PARK CITY — A character exits the scene and something follows her. She arrives somewhere else and it precedes her.
That something will remain unseen throughout an entire film and yet will surround the characters and prove vital to the production's success.
That something is the film's musical score. And the directors and composers who took part in a Sundance Film Festival roundtable discussion Tuesday stressed the critical role music plays in the moviemaking process and the audience's experience.
"Producers think that they are experts on music," said George Hickenlooper, director of the Sundance offering "The Man from Elysian Fields."
"But ultimately, the composer is the most important person on a film, next to the DP (director of photography). I think the music should be there to serve the telling of the story."
Hickenlooper, who has di-rected more than a dozen projects, has settled into a comfortable working relationship with composer Anthony Marinelli — the first composer he has worked with more than once. Hickenlooper said good creative chemistry between a director and a composer is essential.
"Anthony had 10 pages of notes, single-spaced, and came with all these incredible ideas," Hickenlooper said of the first time they worked together. "It's great to find someone and build a relationship together because you grow together."
Marinelli said he often brings his piano to the set and will sometimes end up being in a film.

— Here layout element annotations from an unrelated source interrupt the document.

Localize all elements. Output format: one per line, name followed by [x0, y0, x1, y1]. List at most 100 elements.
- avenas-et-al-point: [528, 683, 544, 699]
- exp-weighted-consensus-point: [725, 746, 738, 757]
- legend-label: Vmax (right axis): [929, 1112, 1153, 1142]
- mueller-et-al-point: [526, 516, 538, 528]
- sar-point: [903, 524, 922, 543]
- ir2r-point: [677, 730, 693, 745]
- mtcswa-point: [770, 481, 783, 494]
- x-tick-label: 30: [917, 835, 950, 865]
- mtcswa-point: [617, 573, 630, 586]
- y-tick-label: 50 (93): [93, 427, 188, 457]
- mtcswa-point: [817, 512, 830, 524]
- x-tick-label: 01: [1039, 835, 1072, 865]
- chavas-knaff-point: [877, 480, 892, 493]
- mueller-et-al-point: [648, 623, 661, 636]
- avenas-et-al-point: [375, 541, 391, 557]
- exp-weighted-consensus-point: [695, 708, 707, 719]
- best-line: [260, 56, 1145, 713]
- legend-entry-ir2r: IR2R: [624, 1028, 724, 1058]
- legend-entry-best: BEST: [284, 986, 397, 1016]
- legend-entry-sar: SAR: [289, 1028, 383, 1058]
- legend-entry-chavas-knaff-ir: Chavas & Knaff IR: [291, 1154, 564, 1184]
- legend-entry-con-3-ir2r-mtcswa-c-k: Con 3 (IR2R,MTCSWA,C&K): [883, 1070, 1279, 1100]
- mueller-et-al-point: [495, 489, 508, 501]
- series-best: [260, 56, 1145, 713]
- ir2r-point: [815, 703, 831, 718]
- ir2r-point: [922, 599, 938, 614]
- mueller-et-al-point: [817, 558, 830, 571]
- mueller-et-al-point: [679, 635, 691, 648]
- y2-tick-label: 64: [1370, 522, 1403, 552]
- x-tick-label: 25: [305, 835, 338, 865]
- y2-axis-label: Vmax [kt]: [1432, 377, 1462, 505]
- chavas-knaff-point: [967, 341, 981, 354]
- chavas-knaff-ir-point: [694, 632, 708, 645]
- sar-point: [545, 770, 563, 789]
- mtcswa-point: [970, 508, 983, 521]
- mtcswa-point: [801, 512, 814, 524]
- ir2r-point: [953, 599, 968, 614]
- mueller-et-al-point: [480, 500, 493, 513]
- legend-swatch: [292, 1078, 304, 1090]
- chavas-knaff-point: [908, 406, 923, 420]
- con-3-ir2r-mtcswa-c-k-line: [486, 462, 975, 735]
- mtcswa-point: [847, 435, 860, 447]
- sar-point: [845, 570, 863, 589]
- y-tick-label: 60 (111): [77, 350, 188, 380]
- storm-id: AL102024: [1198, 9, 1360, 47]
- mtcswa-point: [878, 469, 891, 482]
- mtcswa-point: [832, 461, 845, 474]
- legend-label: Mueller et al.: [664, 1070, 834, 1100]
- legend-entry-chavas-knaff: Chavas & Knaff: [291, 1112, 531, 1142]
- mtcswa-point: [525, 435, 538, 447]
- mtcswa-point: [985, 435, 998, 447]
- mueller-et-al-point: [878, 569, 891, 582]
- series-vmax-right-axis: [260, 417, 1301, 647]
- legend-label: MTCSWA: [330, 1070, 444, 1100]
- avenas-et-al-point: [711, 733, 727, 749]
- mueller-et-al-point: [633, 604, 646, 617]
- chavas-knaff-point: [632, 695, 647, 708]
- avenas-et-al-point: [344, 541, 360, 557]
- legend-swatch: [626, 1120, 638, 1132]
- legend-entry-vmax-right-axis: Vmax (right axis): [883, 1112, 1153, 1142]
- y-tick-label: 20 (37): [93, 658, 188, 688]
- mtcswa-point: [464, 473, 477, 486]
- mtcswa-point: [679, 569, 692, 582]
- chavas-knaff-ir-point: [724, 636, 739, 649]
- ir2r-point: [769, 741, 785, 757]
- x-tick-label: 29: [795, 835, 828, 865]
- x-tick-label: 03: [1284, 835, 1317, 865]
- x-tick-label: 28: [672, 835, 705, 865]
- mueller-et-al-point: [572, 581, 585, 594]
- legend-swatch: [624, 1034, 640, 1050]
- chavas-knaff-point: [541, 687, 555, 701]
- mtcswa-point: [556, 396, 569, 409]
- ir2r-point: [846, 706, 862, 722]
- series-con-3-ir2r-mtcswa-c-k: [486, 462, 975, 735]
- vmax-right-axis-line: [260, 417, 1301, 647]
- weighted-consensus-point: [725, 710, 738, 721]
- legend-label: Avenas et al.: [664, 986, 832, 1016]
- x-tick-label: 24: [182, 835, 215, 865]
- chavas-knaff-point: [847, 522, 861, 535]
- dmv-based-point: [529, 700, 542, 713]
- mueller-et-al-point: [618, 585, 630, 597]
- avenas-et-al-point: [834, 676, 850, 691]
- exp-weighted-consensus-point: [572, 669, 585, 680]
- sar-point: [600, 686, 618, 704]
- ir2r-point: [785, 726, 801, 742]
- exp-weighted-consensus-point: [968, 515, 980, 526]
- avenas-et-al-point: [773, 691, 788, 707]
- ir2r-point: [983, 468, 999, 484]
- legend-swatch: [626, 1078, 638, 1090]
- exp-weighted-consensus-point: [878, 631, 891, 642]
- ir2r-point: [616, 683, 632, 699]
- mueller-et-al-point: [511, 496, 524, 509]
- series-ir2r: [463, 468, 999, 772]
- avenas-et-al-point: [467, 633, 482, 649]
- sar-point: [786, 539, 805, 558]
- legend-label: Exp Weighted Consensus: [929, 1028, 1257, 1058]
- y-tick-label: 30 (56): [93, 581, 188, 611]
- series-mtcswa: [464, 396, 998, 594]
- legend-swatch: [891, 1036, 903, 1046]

But close working relationships like that are not necessarily the norm.
Graeme Revell, composer for the Sundance entry "Human Nature" and films like "Titan A.E." and "Blow," said he had an interesting experience in submitting music to director Michael Mann for his 1999 film "The Insider."
"I was writing for four scenes, and I wasn't allowed to see any of the scenes or know anything about the characters," Revell said. "Three pieces got used. And not where I wrote them for. So there are many ways of doing things."
Jeff Danna, composer for "The Kid Stays in the Picture," said he was able to visit a farm where one scene was to be filmed. He stayed for several hours before going home and writing the music that wound up being used for that scene.
"It's nice to get that vibe if you can," Danna said. "It doesn't happen that often."
The composers also discussed the practice of "temping" a film, which is when directors will put a temporary soundtrack down as they edit the film — often music from a composer's previous film. That, they said, can create a scenario in which composers begin to repeat themselves, and their music sounds the same from one production to the next.
And, "there are some big-name composers who steal from other composers because they make so much money and they get lazy," Revell said.
Hickenlooper said he doesn't like the trend of inserting pop music hits into a film score.
"It takes me out of the movie," he said. "It's sort of two aesthetics competing against each other."
Most of the composers essentially stumbled into the film business, either being in the right place at the right time or coming to it through their own evolution as music writers.
"Just do your thing and if someone likes it you'll have a career," Marinelli said. "Otherwise, you're still just doing your thing."